Und dann kam das böse Erwachen. Einmal im halben Jahr holte er Geld für die Baustelle, für die Löhne und Baumaterialien. Doch in der apostolischen Kammer beschied man ihn diesmal kühl, dass er kein Geld bekäme. Er habe es zwar immer in Empfang genommen, aber nur im Auftrag des leitenden Architekten Donato Bramantes. Da dieser aber nun verstorben sei, bedürfe es einer neuen Verfügung. Antonio raufte sich die Haare; alle Schilderungen der Situation, dass die Leute bezahlt werden müssten, halfen nichts. Zwar sah man den Notstand ein, aber es brauchte eine neue Verfügung des Papstes.
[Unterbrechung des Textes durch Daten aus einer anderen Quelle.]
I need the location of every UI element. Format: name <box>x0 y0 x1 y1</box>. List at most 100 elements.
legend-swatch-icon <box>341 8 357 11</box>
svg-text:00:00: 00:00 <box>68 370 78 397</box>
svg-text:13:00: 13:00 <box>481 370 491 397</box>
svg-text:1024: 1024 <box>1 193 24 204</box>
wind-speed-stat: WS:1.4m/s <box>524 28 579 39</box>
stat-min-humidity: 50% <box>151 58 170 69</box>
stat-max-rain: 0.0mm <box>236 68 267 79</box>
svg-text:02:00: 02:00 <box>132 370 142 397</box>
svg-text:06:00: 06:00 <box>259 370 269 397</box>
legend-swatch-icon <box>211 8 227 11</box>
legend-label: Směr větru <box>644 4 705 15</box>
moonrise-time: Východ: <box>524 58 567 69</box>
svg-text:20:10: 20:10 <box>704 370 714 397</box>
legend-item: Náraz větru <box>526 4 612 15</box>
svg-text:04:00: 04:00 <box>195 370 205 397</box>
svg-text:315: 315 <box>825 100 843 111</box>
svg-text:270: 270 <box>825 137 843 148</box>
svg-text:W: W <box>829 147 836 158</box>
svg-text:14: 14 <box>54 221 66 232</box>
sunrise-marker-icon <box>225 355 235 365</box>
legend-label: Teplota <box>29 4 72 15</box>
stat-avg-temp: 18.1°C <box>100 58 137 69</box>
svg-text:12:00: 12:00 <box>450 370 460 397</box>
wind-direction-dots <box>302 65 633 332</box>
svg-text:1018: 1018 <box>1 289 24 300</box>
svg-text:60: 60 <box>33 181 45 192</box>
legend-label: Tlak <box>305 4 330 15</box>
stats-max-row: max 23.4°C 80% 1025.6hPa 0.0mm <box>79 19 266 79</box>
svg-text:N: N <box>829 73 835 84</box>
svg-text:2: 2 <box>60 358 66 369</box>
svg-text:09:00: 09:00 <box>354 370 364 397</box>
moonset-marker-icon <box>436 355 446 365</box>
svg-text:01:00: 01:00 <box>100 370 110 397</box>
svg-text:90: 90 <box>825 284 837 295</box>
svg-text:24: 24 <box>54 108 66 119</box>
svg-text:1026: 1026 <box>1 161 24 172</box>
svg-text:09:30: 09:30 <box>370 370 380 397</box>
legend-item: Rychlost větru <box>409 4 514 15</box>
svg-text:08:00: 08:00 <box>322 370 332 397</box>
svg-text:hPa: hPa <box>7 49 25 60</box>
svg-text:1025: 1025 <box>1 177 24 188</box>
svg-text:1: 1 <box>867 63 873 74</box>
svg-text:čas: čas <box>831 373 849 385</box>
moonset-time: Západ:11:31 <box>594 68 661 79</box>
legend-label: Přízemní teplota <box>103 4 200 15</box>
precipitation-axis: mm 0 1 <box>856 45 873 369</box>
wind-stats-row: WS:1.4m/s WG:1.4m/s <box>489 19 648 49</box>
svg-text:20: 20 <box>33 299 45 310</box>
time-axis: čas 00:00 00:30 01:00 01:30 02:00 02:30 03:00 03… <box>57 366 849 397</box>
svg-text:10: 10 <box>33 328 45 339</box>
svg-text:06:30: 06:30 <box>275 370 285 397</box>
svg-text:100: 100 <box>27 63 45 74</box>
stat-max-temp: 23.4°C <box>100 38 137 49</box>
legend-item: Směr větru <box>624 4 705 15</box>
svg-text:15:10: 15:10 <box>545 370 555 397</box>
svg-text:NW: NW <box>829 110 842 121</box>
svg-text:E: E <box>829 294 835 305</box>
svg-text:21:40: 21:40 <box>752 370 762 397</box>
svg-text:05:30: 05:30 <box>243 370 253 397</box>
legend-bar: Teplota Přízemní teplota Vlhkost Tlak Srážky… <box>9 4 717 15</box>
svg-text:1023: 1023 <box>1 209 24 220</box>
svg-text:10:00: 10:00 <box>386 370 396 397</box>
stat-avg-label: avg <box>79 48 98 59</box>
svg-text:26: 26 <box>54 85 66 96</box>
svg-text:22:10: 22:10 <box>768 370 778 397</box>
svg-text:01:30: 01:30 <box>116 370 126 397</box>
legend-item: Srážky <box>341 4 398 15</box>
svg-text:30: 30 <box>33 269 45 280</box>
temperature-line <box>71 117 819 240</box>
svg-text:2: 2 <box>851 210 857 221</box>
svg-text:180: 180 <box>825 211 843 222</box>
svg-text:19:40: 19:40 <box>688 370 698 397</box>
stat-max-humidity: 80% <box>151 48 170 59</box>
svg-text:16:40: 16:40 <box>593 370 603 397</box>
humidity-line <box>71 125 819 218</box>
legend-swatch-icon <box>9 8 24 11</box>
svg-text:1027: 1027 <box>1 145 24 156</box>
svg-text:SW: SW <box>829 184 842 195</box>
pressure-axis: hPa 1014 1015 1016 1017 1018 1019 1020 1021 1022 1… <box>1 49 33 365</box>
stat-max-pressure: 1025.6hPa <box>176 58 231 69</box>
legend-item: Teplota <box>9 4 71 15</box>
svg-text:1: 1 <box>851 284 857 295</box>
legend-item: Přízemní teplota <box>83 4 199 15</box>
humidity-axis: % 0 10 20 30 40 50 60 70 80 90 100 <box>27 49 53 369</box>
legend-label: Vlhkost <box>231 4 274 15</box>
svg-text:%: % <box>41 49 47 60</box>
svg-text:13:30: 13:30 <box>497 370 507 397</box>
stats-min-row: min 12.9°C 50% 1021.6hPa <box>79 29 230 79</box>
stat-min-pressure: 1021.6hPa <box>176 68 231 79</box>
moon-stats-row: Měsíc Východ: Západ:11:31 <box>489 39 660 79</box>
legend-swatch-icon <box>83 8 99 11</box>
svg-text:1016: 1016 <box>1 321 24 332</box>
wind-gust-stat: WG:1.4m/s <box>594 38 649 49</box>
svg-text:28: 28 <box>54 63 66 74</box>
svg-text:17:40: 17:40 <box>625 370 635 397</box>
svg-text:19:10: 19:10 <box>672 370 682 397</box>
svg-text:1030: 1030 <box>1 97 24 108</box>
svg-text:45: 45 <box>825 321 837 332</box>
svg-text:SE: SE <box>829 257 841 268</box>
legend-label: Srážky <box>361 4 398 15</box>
Unverrichteter Dinge verließ Antonio die apostolische Kammer.

Obwohl das Wetter schön und die Atmosphäre heiter war, glaubte er sich im Orkan seines Lebens zu befinden. Ihm wurde abwechselnd siedend heiß, dann wieder fröstelte ihn. Auch wenn er nicht der leitende Architekt war, würden sich die Bauunternehmer an ihn halten. Und diese Leute waren nicht zimperlich, warum sollten sie auch. Das Leben ihrer Familien hing von diesen Zahlungen ab. Als er wieder einen klaren Gedanken zu fassen vermochte, dachte er als Erstes daran, dass er Lucrezia in Sicherheit bringen musste. Dann fiel ihm ein, dass auch er über keinerlei Geld mehr verfügte, denn auch ihn hatte Donato als seinen Gehilfen bezahlt. Nicht nur den Maurern, auch ihm selbst wurde der Lohn verweigert. Mechanisch setzte Antonio einen Fuß vor den anderen. Er hatte das Gefühl, als würde alle Lebenskraft aus ihm herausfließen. Niemals im Leben hatte er sich solch existenziellen Schwierigkeiten gegenübergesehen, und ausgerechnet jetzt, da er Verantwortung trug und Vater wurde, wusste er nicht ein noch aus. Er überlegte, ob er noch einmal zu Raffael gehen sollte. Der Maler würde sich wieder als noch nicht zuständig bezeichnen und ihm allenfalls ein paar Scudi für sich und seine Familie anbieten. Doch es war ihm zuwider, Raffael um Geld zu bitten. Agostino Chigi, den er hätte fragen können, weilte in Venedig, und sein Onkel Giuliano baute wieder einmal in der Toskana. Im Grunde traute er sich noch nicht einmal nach Hause, weil er Lucrezia nicht beunruhigen wollte. Er musste eine Lösung finden!